Posté par Serge Bénard le 27 mars 2011

Au Moyen-Age, les objets du culte sont des objets précieux. Il existe même une loi du pape Léon IV, au IXème siècle, qui interdit la fabrication de calices en matières non « nobles ». Les livres ne dérogent pas à la règle de préciosité, car ils sont partie intégrante de la cérémonie liturgique. Les sanctuaires les plus aisés font montre de leur richesse en parant leurs manuscrits de reliures orfévrées, avec des matériaux aussi précieux que l’ivoire, l’or, les pierres précieuses…

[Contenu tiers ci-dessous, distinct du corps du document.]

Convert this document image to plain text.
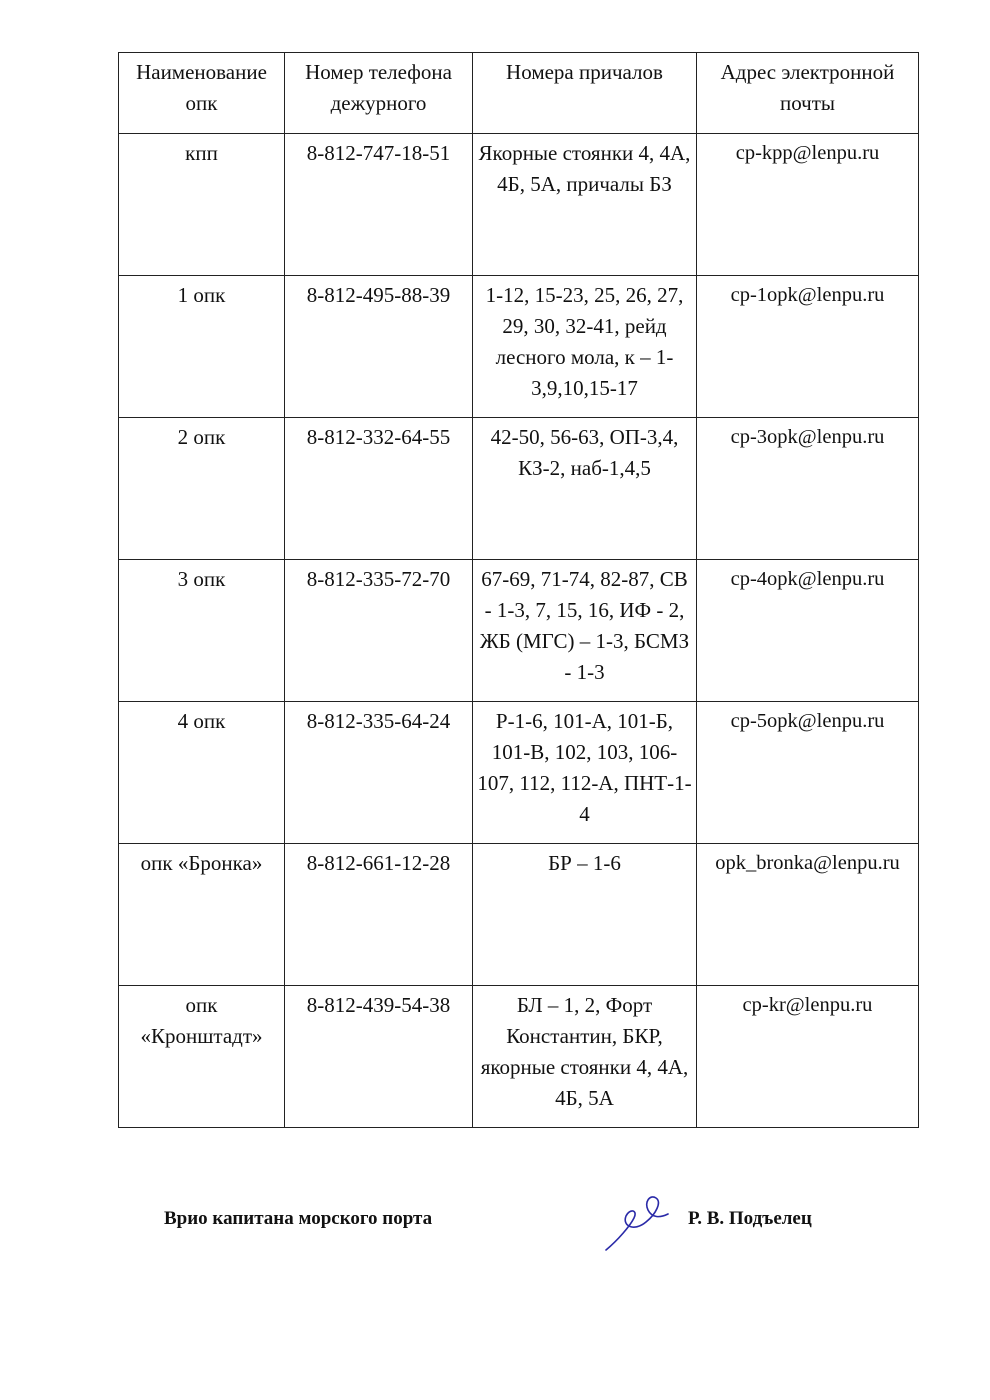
Наименование опк	Номер телефона дежурного	Номера причалов	Адрес электронной почты
кпп	8-812-747-18-51	Якорные стоянки 4, 4А, 4Б, 5А, причалы БЗ	cp-kpp@lenpu.ru
1 опк	8-812-495-88-39	1-12, 15-23, 25, 26, 27, 29, 30, 32-41, рейд лесного мола, к – 1-3,9,10,15-17	cp-1opk@lenpu.ru
2 опк	8-812-332-64-55	42-50, 56-63, ОП-3,4, КЗ-2, наб-1,4,5	cp-3opk@lenpu.ru
3 опк	8-812-335-72-70	67-69, 71-74, 82-87, СВ - 1-3, 7, 15, 16, ИФ - 2, ЖБ (МГС) – 1-3, БСМЗ - 1-3	cp-4opk@lenpu.ru
4 опк	8-812-335-64-24	Р-1-6, 101-А, 101-Б, 101-В, 102, 103, 106-107, 112, 112-А, ПНТ-1-4	cp-5opk@lenpu.ru
опк «Бронка»	8-812-661-12-28	БР – 1-6	opk_bronka@lenpu.ru
опк «Кронштадт»	8-812-439-54-38	БЛ – 1, 2, Форт Константин, БКР, якорные стоянки 4, 4А, 4Б, 5А	cp-kr@lenpu.ru
Врио капитана морского порта	Р. В. Подъелец
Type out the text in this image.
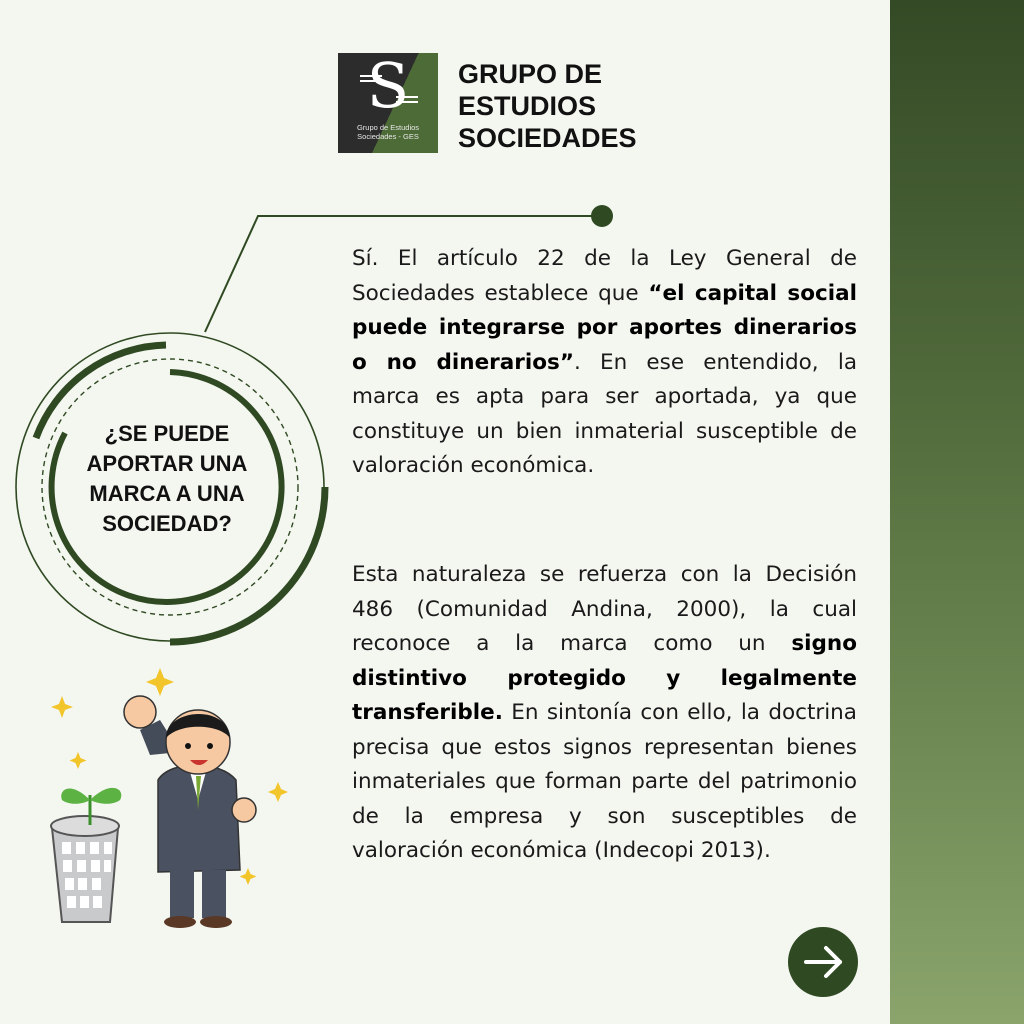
S
Grupo de Estudios
Sociedades - GES
GRUPO DE
ESTUDIOS
SOCIEDADES
¿SE PUEDE
APORTAR UNA
MARCA A UNA
SOCIEDAD?

Sí. El artículo 22 de la Ley General de Sociedades establece que “el capital social puede integrarse por aportes dinerarios o no dinerarios”. En ese entendido, la marca es apta para ser aportada, ya que constituye un bien inmaterial susceptible de valoración económica.

Esta naturaleza se refuerza con la Decisión 486 (Comunidad Andina, 2000), la cual reconoce a la marca como un signo distintivo protegido y legalmente transferible. En sintonía con ello, la doctrina precisa que estos signos representan bienes inmateriales que forman parte del patrimonio de la empresa y son susceptibles de valoración económica (Indecopi 2013).
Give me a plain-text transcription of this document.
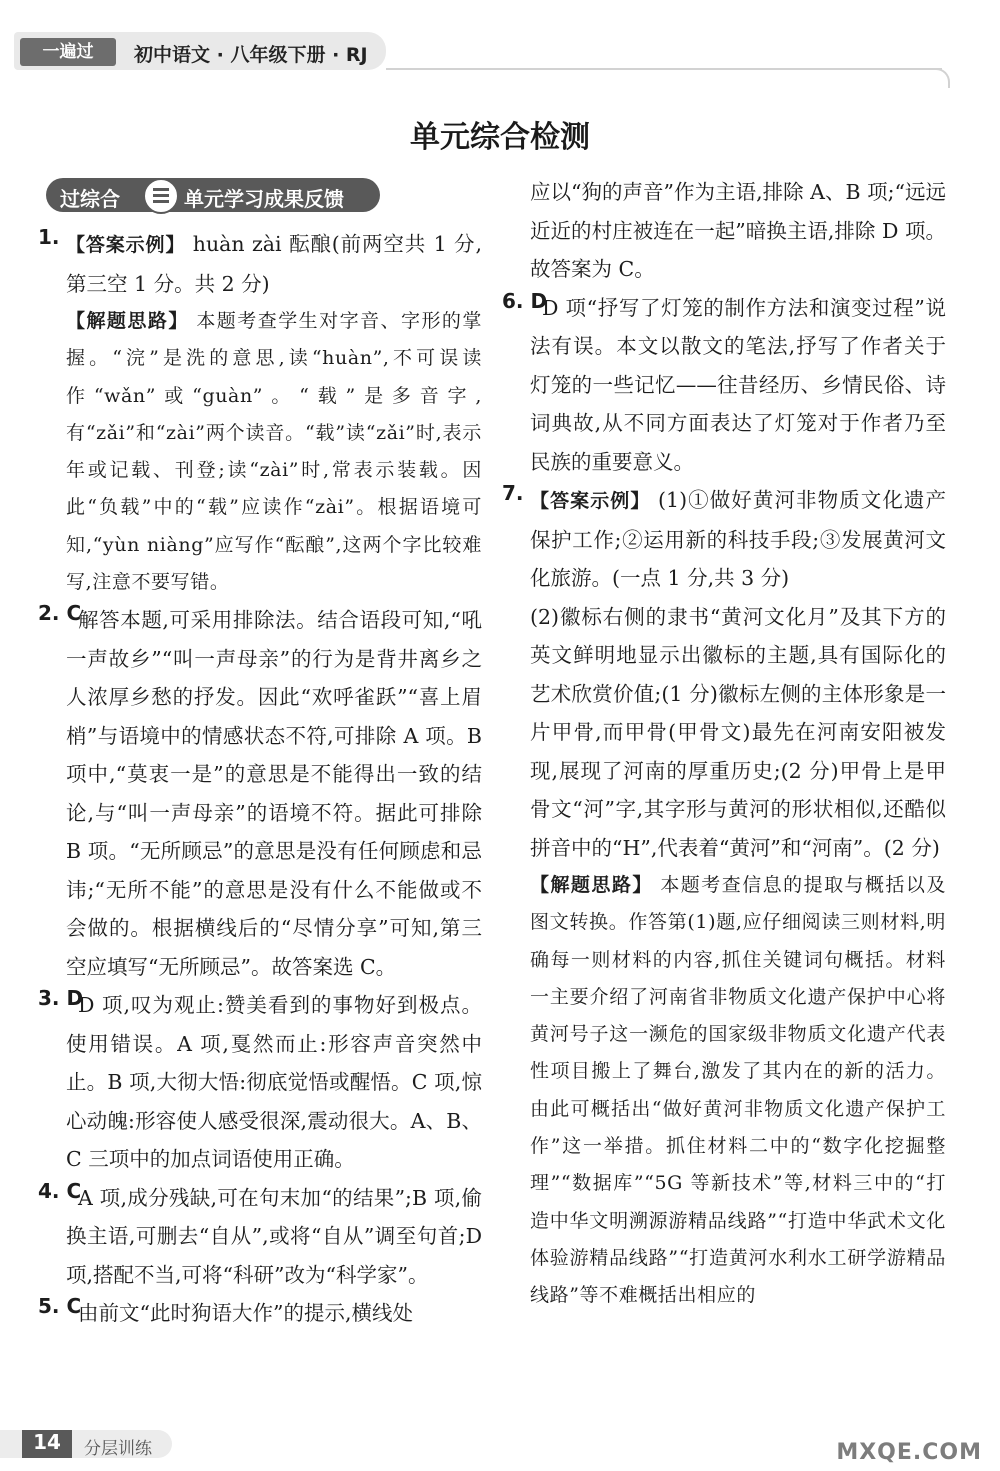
一遍过	初中语文 · 八年级下册 · RJ
单元综合检测
过综合	单元学习成果反馈
1. 【答案示例】 huàn zài 酝酿(前两空共 1 分,第三空 1 分。共 2 分)
【解题思路】 本题考查学生对字音、字形的掌握。“浣”是洗的意思,读“huàn”,不可误读作“wǎn”或“guàn”。“载”是多音字,有“zǎi”和“zài”两个读音。“载”读“zǎi”时,表示年或记载、刊登;读“zài”时,常表示装载。因此“负载”中的“载”应读作“zài”。根据语境可知,“yùn niàng”应写作“酝酿”,这两个字比较难写,注意不要写错。
2. C
解答本题,可采用排除法。结合语段可知,“吼一声故乡”“叫一声母亲”的行为是背井离乡之人浓厚乡愁的抒发。因此“欢呼雀跃”“喜上眉梢”与语境中的情感状态不符,可排除 A 项。B 项中,“莫衷一是”的意思是不能得出一致的结论,与“叫一声母亲”的语境不符。据此可排除 B 项。“无所顾忌”的意思是没有任何顾虑和忌讳;“无所不能”的意思是没有什么不能做或不会做的。根据横线后的“尽情分享”可知,第三空应填写“无所顾忌”。故答案选 C。
3. D
D 项,叹为观止:赞美看到的事物好到极点。使用错误。A 项,戛然而止:形容声音突然中止。B 项,大彻大悟:彻底觉悟或醒悟。C 项,惊心动魄:形容使人感受很深,震动很大。A、B、C 三项中的加点词语使用正确。
4. C
A 项,成分残缺,可在句末加“的结果”;B 项,偷换主语,可删去“自从”,或将“自从”调至句首;D 项,搭配不当,可将“科研”改为“科学家”。
5. C
由前文“此时狗语大作”的提示,横线处
应以“狗的声音”作为主语,排除 A、B 项;“远远近近的村庄被连在一起”暗换主语,排除 D 项。故答案为 C。
6. D
D 项“抒写了灯笼的制作方法和演变过程”说法有误。本文以散文的笔法,抒写了作者关于灯笼的一些记忆——往昔经历、乡情民俗、诗词典故,从不同方面表达了灯笼对于作者乃至民族的重要意义。
7. 【答案示例】 (1)①做好黄河非物质文化遗产保护工作;②运用新的科技手段;③发展黄河文化旅游。(一点 1 分,共 3 分)
(2)徽标右侧的隶书“黄河文化月”及其下方的英文鲜明地显示出徽标的主题,具有国际化的艺术欣赏价值;(1 分)徽标左侧的主体形象是一片甲骨,而甲骨(甲骨文)最先在河南安阳被发现,展现了河南的厚重历史;(2 分)甲骨上是甲骨文“河”字,其字形与黄河的形状相似,还酷似拼音中的“H”,代表着“黄河”和“河南”。(2 分)
【解题思路】 本题考查信息的提取与概括以及图文转换。作答第(1)题,应仔细阅读三则材料,明确每一则材料的内容,抓住关键词句概括。材料一主要介绍了河南省非物质文化遗产保护中心将黄河号子这一濒危的国家级非物质文化遗产代表性项目搬上了舞台,激发了其内在的新的活力。由此可概括出“做好黄河非物质文化遗产保护工作”这一举措。抓住材料二中的“数字化挖掘整理”“数据库”“5G 等新技术”等,材料三中的“打造中华文明溯源游精品线路”“打造中华武术文化体验游精品线路”“打造黄河水利水工研学游精品线路”等不难概括出相应的
14	分层训练	MXQE.COM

Les reliures orfévrées dans Autographes, lettres, manuscrits, calligraphies 015_1a

Reliure supérieure du psautier de Charles le Chauve, avant 869, conservé à la BnF ©BnF, consulté le 14/03/11

Ces livres font partie des trésors des églises, et font partie des processions liturgiques au même titre que les reliques conservées dans le monument.

Toutes les techniques d’orfèvrerie connues de l’époque sont mises en œuvre pour réaliser les reliures: travail au repoussé, orfèvrerie cloisonnée, pierres en bâtes, filigrane… Rien n’est trop beau pour le livre, support du culte.

Au centre du plat de reliure, on peut trouver une représentation sculptée en ivoire, matériau rare et précieux dont l’usage est en plein essor à la période carolingienne. Généralement, il s’agit de scènes religieuses qui nous indiquent le thème du livre: on parle alors de reliure parlante. Sur le plat de reliure ci-dessus, du Psautier de Charles le Chauve, on peut voir des scènes de l’Ancien Testament (les Psaumes en sont issus), sculptées dans un style qui le rapproche de l’école rémoise.